Предположение, возникшее в голове, заставляет его сжать её плечи сильнее, чем необходимо.

– Это связано с Гаэтаном? Скажи мне, – собственный голос почти неузнаваем.

– Боги, нет, – раздосадовано шепчет девушка, сморщившись, будто мысль о нём ей неприятна, – Мне больно, – одними губами. Ладонь касается его сжатых на её плечах пальцев, и он мгновенно ослабляет хватку.

– Извини, – в голосе ни капли сожаления, – Твоё дыхание то замедляется, то ускоряется, – Геральт дотрагивается двумя пальцами до её сонной артерии, а она поворачивает голову в сторону и разрывает зрительный контакт с каким-то болезненным видом. Ведьмаку открывается её тонкая шея, острый профиль, – На самом деле то, что я делаю – не имеет смысла, потому что я и так слышу твой пульс, и сейчас он участился. Сердцебиение ускорилось, температура несколько поднялась. Твоё тело покрылось гусиной кожей, но я знаю, что тебе не холодно…
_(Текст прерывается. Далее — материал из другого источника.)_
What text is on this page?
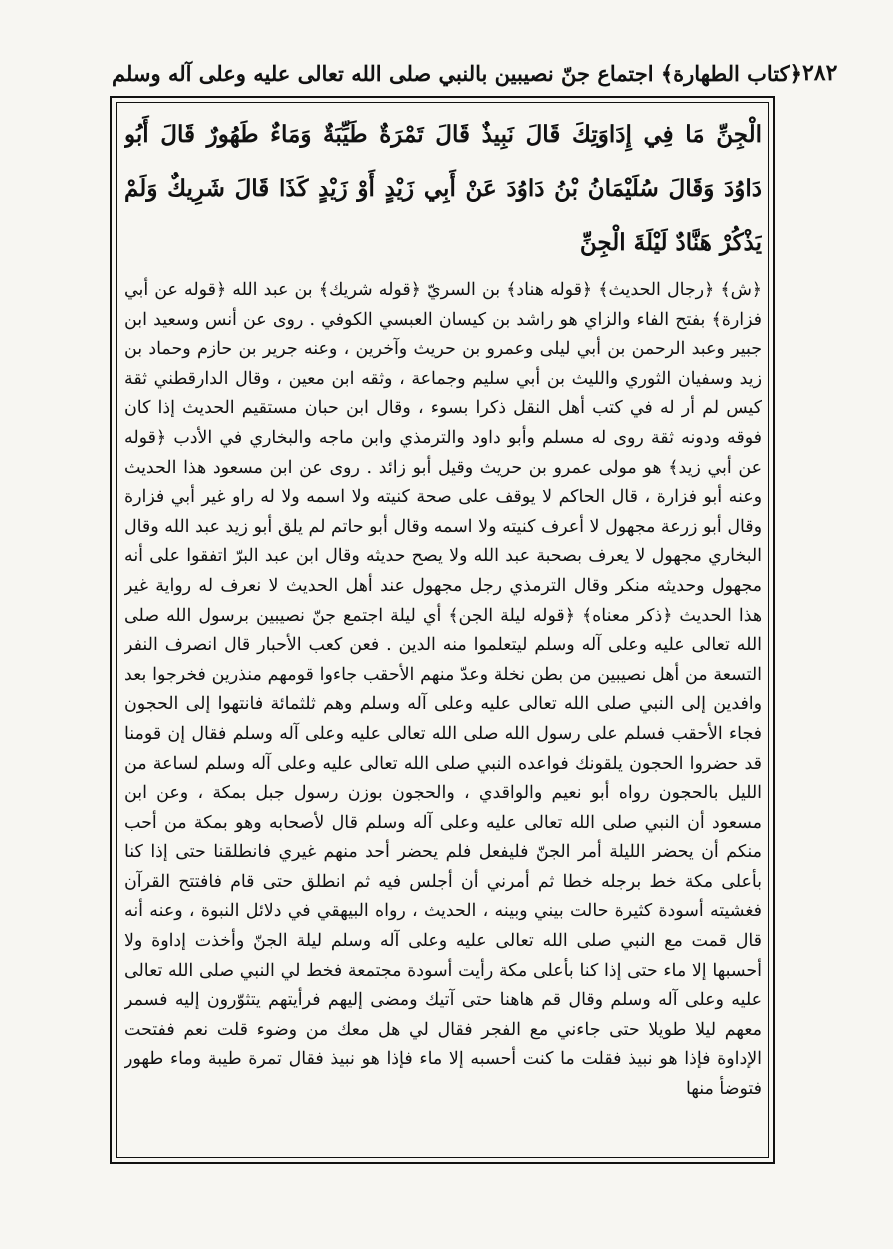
﴿كتاب الطهارة﴾ اجتماع جنّ نصيبين بالنبي صلى الله تعالى عليه وعلى آله وسلم ٢٨٢

الْجِنِّ مَا فِي إِدَاوَتِكَ قَالَ نَبِيذٌ قَالَ تَمْرَةٌ طَيِّبَةٌ وَمَاءٌ طَهُورٌ قَالَ أَبُو دَاوُدَ وَقَالَ سُلَيْمَانُ بْنُ دَاوُدَ عَنْ أَبِي زَيْدٍ أَوْ زَيْدٍ كَذَا قَالَ شَرِيكٌ وَلَمْ يَذْكُرْ هَنَّادٌ لَيْلَةَ الْجِنِّ

﴿ش﴾ ﴿رجال الحديث﴾ ﴿قوله هناد﴾ بن السريّ ﴿قوله شريك﴾ بن عبد الله ﴿قوله عن أبي فزارة﴾ بفتح الفاء والزاي هو راشد بن كيسان العبسي الكوفي . روى عن أنس وسعيد ابن جبير وعبد الرحمن بن أبي ليلى وعمرو بن حريث وآخرين ، وعنه جرير بن حازم وحماد بن زيد وسفيان الثوري والليث بن أبي سليم وجماعة ، وثقه ابن معين ، وقال الدارقطني ثقة كيس لم أر له في كتب أهل النقل ذكرا بسوء ، وقال ابن حبان مستقيم الحديث إذا كان فوقه ودونه ثقة روى له مسلم وأبو داود والترمذي وابن ماجه والبخاري في الأدب ﴿قوله عن أبي زيد﴾ هو مولى عمرو بن حريث وقيل أبو زائد . روى عن ابن مسعود هذا الحديث وعنه أبو فزارة ، قال الحاكم لا يوقف على صحة كنيته ولا اسمه ولا له راو غير أبي فزارة وقال أبو زرعة مجهول لا أعرف كنيته ولا اسمه وقال أبو حاتم لم يلق أبو زيد عبد الله وقال البخاري مجهول لا يعرف بصحبة عبد الله ولا يصح حديثه وقال ابن عبد البرّ اتفقوا على أنه مجهول وحديثه منكر وقال الترمذي رجل مجهول عند أهل الحديث لا نعرف له رواية غير هذا الحديث ﴿ذكر معناه﴾ ﴿قوله ليلة الجن﴾ أي ليلة اجتمع جنّ نصيبين برسول الله صلى الله تعالى عليه وعلى آله وسلم ليتعلموا منه الدين . فعن كعب الأحبار قال انصرف النفر التسعة من أهل نصيبين من بطن نخلة وعدّ منهم الأحقب جاءوا قومهم منذرين فخرجوا بعد وافدين إلى النبي صلى الله تعالى عليه وعلى آله وسلم وهم ثلثمائة فانتهوا إلى الحجون فجاء الأحقب فسلم على رسول الله صلى الله تعالى عليه وعلى آله وسلم فقال إن قومنا قد حضروا الحجون يلقونك فواعده النبي صلى الله تعالى عليه وعلى آله وسلم لساعة من الليل بالحجون رواه أبو نعيم والواقدي ، والحجون بوزن رسول جبل بمكة ، وعن ابن مسعود أن النبي صلى الله تعالى عليه وعلى آله وسلم قال لأصحابه وهو بمكة من أحب منكم أن يحضر الليلة أمر الجنّ فليفعل فلم يحضر أحد منهم غيري فانطلقنا حتى إذا كنا بأعلى مكة خط برجله خطا ثم أمرني أن أجلس فيه ثم انطلق حتى قام فافتتح القرآن فغشيته أسودة كثيرة حالت بيني وبينه ، الحديث ، رواه البيهقي في دلائل النبوة ، وعنه أنه قال قمت مع النبي صلى الله تعالى عليه وعلى آله وسلم ليلة الجنّ وأخذت إداوة ولا أحسبها إلا ماء حتى إذا كنا بأعلى مكة رأيت أسودة مجتمعة فخط لي النبي صلى الله تعالى عليه وعلى آله وسلم وقال قم هاهنا حتى آتيك ومضى إليهم فرأيتهم يتثوّرون إليه فسمر معهم ليلا طويلا حتى جاءني مع الفجر فقال لي هل معك من وضوء قلت نعم ففتحت الإداوة فإذا هو نبيذ فقلت ما كنت أحسبه إلا ماء فإذا هو نبيذ فقال تمرة طيبة وماء طهور فتوضأ منها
Он тянет задумчивое «хм» и с холодным любопытством всматривается в детали. Косметический уголь, которым она обводит глаза, немного рассыпался на щеках крошечной пылью, безуспешно скрывая румянец, который сейчас кажется почти лихорадочным. Маленький нос тронут едва заметными веснушками. Губы маняще открыты, уже сухие и немного обветрены; Геральт замечает отшелушенные кусочки кожи. Он скользит взглядом дальше вниз, по изгибам шеи, по выпирающим ключицам, к плотно завязанной верёвке на её блузке, и упирается в две небольших округлости. Горошины сосков вызывающе торчат сквозь её рубашку и бельё, и были бы заметны даже обычному человеку, ведьмак же видит их так, будто никакой преграды в виде одежды вообще не существует. Он рассматривает её грудь с каким-то медицинским интересом, не замечая, как его собственные внутренности медленно скручиваются тяжким, тугим узлом любопытства. Любопытства?

– Тебе всё-таки холодно? Ты дрожишь…

Цири опирается на локти и резко поднимается. «Ты просто болван», шипит она… разочарованно? Сквозь зубы. Хватает себя за плечи, тянет колени к груди.

– …как и мой медальон, снова.

Геральт видит в её позе уязвлённость: сгорбленная спина и поникшие плечи, шумные выдохи, которые она пробует скрыть.

– Ты пахнешь…

– Не надо.

Ведьмак делает глубокий вдох.

– …по-другому. Твой собственный запах смешался с чем-то терпким и вязким. Что-то вроде…

– Всё, хватит.

Но он и не собирается продолжать. Он не может дать определение новому запаху, потому что невозможно точно сказать, чем пахнет возбуждение. Чем-то, что вызывает ошеломительный отклик в нём, чем-то навязчивым, невероятно привлекательным и настолько осязаемым что, ему кажется, он видит цвет этого запаха. Тёмно-красный. Бордово-красный.